Higher education organizations submit federal rating system comments

Despite lack of overall support, some give specific suggestions

The comment period on the Obama administration's college ratings draft framework proposal closed last week, and though higher education institutions have lobbied against it since the start, some associations did offer input, reports Inside Higher Ed.

Public comments stressed a range of concerns many industry players have about the ratings, but also offered specific feedback, which Department of Education officials say they will use to craft the first version of the ratings due out this summer. Institutions may continue to submit informal feedback, however.

Accounting for student demographics

The latest comments highlight the divisiveness of the administration's plan to account for a college's student demographics when calculating its rating.

Private, public colleges divided over Obamas new ratings

The American Association of Community Colleges (AACC) and Association of American Universities (AAU) both argued against such a process. Instead, the Department of Education should just categorize schools based on "broad groupings of student and institutional characteristics," wrote AACC President Walter Bumphus.

Meanwhile, the United Negro College Fund, an advocacy group for private historically black schools, says the ratings must include the demographic calculation, or else it will penalize institutions serving higher rates of at-risk students.

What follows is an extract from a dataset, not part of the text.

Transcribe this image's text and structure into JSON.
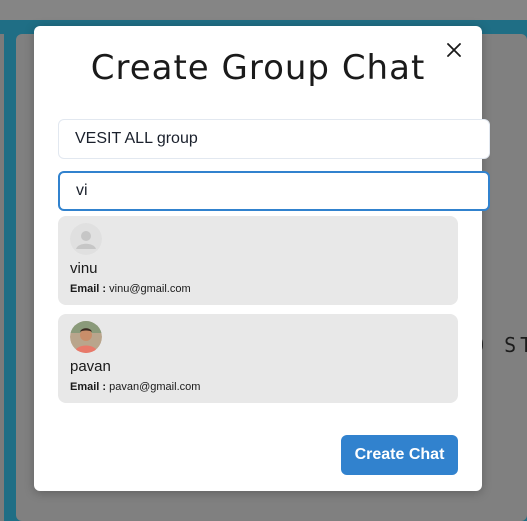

Similarly, the Association of Public Land-grant Universities (APLU) supported the adjustment, lobbying for a "student readiness index" in the employment and graduation rates. The Postsecondary Data Collaborative backed the process as well.

Among other significant comments:

  • AAU urged the Education Department to use a salary floor to judge schools' abilities to graduate students who can support themselves, rather than using salaries levels that may put certain programs, such as liberal arts ones, at a disadvantage.
  • Several associations backed the option to rate institutions on multiple segments instead of publishing an aggregate grade.
  • Public universities voiced support to link federal funding to rates of student loan repayments, degree completion, and employment.
  • AACC says the best data on graduates' earnings comes from the Social Security Administration and that salaries should be grouped by program—not just college or university.
  • Organizations that back the ratings system stressed the need to include student debt information.

While some organizations gave specific feedback despite not supporting the ratings system overall, many only voiced their opposition. Among those were National Association of Independent Colleges and Universities, the American Council on Education, and the American Federation of Teachers (Stratford, Inside Higher Ed, 2/19).

The takeaway: Despite higher education organizations' and associations' opposition to a federal ratings system, many gave specific feedback on the Obama administration's draft framework.